Often called "G.I. Joe," Gliniewicz was a respected figure in the bedroom community of 10,000 people 50 miles north of Chicago. His death on Sept. 1, moments after he radioed that he was chasing three suspicious men, prompted an intense manhunt involving hundreds of officers, and raised fears of cop-killers on the loose.

Two months later, authorities announced that he in fact killed himself to cover up his theft of thousands of dollars from a youth program. Now authorities are also investigating his wife, Melodie, and son D.J., an official said Thursday.

Melodie Gliniewicz helped her husband run the Fox Lake Police Explorer Post, which put young people interested in law enforcement careers through sophisticated training exercises.

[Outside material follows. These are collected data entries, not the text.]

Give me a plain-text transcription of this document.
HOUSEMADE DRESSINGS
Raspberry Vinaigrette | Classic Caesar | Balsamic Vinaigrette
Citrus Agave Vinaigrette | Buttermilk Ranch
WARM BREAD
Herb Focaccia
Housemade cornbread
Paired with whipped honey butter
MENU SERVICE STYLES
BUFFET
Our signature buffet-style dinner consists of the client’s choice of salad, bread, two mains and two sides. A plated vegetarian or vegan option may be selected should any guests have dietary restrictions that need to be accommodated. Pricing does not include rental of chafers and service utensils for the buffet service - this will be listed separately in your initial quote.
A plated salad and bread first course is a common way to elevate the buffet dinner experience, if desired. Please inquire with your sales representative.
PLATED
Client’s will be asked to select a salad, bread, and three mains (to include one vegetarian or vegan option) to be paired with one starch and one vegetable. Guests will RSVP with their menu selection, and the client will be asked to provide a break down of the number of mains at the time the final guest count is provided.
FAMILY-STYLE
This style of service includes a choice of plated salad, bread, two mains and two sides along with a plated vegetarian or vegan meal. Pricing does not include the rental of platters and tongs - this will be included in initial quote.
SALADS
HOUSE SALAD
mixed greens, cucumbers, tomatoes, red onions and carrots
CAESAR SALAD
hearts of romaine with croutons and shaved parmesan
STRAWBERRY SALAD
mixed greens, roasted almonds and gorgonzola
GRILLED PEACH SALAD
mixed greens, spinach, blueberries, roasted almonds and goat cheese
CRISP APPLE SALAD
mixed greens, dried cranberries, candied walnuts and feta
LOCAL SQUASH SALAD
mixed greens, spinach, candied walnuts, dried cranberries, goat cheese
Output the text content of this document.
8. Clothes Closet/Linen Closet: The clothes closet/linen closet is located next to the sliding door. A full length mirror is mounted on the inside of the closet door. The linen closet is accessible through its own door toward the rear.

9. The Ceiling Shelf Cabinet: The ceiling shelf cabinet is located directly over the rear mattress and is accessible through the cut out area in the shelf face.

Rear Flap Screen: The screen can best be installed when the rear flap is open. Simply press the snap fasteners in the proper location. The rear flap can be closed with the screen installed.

In a newspaper interview weeks ago, D.J. Gliniewicz, an Army soldier in his 20s, angrily dismissed suggestions that his father took his own life.

The official, who was briefed on the investigation, spoke with the AP on condition of anonymity because he was not authorized to discuss the investigation publicly.

A second official who was briefed on the investigation told the AP that Melodie and D.J. Gliniewicz were recipients of a separate set of incriminating text messages from the lieutenant that investigators released Wednesday when they announced the staged suicide.

The official also spoke on condition of anonymity because he was not authorized to discuss the investigation publicly.

The official said Melodie Gliniewicz was the person identified as "Individual #1" in the messages released Wednesday, who at one point suggests in a message that she and Joseph Gliniewicz may "need to hide the funds some how."

The official said D.J. Gliniewicz was "Individual #2," whom the officer appears to scold for spending money on personal items. At one point, the officer warns that person that not repaying money to an unspecified account means that person "will be visiting me in JAIL!!" In another message, the officer tells Individual #2 that he has thought through many scenarios involving Marrin, "from planting things to the volo bog," a remote swamp in the area.

Authorities have refused to officially identify anyone beyond the lieutenant who is suspected in any crimes. They also declined to identify the woman Gliniewicz texted about the gang-hit in April, other than to say she is not in law enforcement.

The officer's wife and four children issued a brief statement Wednesday through their lawyers, saying they were grieving. It did not mention suicide or thefts. The attorneys, Henry Tonigan and Andrew Kelleher, didn't respond to voicemail and email messages sent Thursday.

As the probe into Gliniewicz's death stretched on, suspicion grew that he had killed himself, but investigators publicly treated it as a homicide investigation until announcing Wednesday that he shot himself. The lieutenant fired first at his cellphone and ballistics vest, then inserted his handgun inside the vest and fired at his heart. 

According to the results of the investigation, he then fell forward as he was dying, scraping his face, which could have been an intentional effort to create the appearance of a struggle.

Lake County Major Crimes Task Force Commander George Filenko, who led the investigation, said the 30-year police veteran clearly intended to mislead investigators and had the kind of intimate knowledge of crime scenes needed to pull it off.

Recovered text messages and other records show Gliniewicz spent the money on mortgage payments, travel expenses, gym memberships, adult websites, withdrawing cash and making loans, Filenko said.

Marrin says she pressed Gliniewicz the day before his death to share an inventory of his program's assets. He responded the next morning, promising to deliver it that afternoon.

Instead, he killed himself.

Just why he tried to make it look like murder remains unclear. Filenko said he didn't know whether a suicide finding would prevent his family from receiving benefits.

The huge outpouring of grief in the village where the 52-year-old officer had long been a role model has been replaced by a sense of betrayal. Many tributes to their slain hero have come down. Some signs praising "G.I. Joe" have been replaced, one by a poster labeling him "G.I. Joke."